I don’t know about you but I have a massive weakness for Thai and Indian food. I wasn’t raised eating either of them but I have become absolutely obsessed with them as an adult. But I don’t always want to drive to the big city or spend a bunch of money to get my fix so I have been trying my hand more and more with dishes we love at home.
True tandoori chicken is cooked on a super hot clay oven called a tandoor oven (https://en.wikipedia.org/wiki/Tandoor) which I don’t have hanging around, but grilling these up on the barbecue or a nice hot grill plate on the stovetop is a simple solution with delicious results.

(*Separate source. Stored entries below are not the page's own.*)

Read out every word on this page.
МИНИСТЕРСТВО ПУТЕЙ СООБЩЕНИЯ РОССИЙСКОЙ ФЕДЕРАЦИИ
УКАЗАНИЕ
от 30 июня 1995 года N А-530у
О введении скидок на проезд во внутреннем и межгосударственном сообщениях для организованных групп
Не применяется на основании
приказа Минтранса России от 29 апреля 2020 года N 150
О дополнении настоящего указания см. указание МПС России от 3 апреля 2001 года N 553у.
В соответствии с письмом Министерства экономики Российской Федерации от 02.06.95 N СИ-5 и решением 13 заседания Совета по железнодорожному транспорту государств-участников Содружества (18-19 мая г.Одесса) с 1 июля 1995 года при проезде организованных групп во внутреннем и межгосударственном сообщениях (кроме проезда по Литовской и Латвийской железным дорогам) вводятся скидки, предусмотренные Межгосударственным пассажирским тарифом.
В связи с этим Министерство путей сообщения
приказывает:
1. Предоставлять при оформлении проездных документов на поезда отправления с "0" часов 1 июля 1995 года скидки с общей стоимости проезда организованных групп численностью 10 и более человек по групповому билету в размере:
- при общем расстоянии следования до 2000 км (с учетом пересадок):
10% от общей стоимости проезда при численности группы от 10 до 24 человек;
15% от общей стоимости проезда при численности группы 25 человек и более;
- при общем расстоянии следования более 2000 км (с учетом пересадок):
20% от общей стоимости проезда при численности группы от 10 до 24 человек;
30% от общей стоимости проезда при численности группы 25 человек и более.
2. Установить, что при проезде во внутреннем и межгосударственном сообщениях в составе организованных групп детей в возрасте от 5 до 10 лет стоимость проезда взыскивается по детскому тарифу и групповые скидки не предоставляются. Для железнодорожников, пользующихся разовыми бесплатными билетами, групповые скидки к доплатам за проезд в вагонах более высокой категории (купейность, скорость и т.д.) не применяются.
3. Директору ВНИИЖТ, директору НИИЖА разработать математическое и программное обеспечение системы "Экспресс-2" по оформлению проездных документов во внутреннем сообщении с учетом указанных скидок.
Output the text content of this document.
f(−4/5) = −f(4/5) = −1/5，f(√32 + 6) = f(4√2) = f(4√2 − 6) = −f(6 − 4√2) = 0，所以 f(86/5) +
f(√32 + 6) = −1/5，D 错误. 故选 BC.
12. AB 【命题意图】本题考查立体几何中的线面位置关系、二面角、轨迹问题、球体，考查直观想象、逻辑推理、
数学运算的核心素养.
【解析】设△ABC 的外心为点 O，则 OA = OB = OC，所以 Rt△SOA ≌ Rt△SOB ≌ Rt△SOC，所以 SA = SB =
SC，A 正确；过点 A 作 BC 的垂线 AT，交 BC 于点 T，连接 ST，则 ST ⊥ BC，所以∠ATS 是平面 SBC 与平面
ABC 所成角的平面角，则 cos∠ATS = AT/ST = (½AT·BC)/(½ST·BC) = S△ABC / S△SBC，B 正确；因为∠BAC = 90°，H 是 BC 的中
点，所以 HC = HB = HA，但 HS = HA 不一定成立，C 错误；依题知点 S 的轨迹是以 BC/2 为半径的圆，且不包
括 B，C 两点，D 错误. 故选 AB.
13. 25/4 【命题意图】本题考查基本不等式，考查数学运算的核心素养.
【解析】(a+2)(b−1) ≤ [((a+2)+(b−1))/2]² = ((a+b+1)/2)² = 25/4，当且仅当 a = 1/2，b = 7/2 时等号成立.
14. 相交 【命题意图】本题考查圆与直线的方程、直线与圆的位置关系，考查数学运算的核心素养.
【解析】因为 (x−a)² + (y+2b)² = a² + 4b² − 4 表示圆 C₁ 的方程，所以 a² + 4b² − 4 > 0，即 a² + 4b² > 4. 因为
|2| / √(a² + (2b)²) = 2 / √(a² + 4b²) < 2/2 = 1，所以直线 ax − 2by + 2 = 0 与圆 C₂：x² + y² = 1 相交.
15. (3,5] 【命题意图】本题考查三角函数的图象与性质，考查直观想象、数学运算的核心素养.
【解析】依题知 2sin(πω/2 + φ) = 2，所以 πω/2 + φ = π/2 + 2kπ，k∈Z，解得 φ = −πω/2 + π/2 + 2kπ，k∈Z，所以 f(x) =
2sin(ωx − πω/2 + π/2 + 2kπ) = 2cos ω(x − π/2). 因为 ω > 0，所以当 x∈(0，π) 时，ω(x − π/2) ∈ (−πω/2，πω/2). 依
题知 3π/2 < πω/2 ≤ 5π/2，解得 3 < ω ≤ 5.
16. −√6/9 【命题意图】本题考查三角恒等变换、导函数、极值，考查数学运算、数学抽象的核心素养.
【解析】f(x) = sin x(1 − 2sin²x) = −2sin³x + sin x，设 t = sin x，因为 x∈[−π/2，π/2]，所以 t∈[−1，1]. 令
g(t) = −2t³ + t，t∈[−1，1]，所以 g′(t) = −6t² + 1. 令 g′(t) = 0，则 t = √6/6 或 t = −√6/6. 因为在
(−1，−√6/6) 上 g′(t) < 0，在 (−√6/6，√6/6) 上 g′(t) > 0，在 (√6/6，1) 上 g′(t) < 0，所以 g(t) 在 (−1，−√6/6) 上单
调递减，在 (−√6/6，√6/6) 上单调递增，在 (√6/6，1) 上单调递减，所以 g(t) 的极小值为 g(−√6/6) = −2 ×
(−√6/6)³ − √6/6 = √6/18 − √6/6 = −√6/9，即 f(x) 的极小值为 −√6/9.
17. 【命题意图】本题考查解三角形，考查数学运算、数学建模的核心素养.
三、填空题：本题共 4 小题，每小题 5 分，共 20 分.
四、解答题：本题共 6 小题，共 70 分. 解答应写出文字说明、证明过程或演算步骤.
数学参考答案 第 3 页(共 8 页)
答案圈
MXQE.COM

We start the marinade with tangy Nancy’s organic whole milk yogurt, lemon juice and plenty of spices. The brilliant red color of many tandoori recipes comes from food coloring and a high addition of cayenne pepper neither of which worked since the kids were eating this too so this version is more brilliantly yellow. If you can handle the heat, you can increase your cayenne pepper to achieve a more red color.
Easy Tandoori Chicken
- 2 large chicken breasts cut into 4 strips each
- 1 cup Nancy’s Organic Whole Milk Yogurt
- 2 tablespoons lemon juice
- 1 teaspoon fresh ginger
- 2 teaspoons paprika
- 1-2 teaspoons cayenne pepper optional
- 2 teaspoons cumin
- 2 teaspoons turmeric
- 1 teaspoon garam masala
- ½ teaspoon black pepper
- Pinch of salt
- Serve with naan bread rice, tzatziki sauce, lime and cilantro
- For Tzatziki Sauce:
- 1 cucumber peeled and small diced
- ½ cup Nancy's Organic Whole Milk Yogurt
- juice of ½ a lemon to taste...start with ¼
- ¼ teaspoon salt
- ¼ teaspoon black pepper
- cayenne pepper to taste if desired
- Combine all ingredients in a large ziplock bag. Marinate at least 1 hour and up to all day or overnight.
- Grill over a hot grill, a grill plate, or a hot skillet brushed with olive oil to help limit sticking. Cook 5 minutes each side or until nicely charred and cooked through.
- Combine ingredients for sauce.
- Serve with naan bread, rice, tzatziki sauce and plenty of lime and cilantro.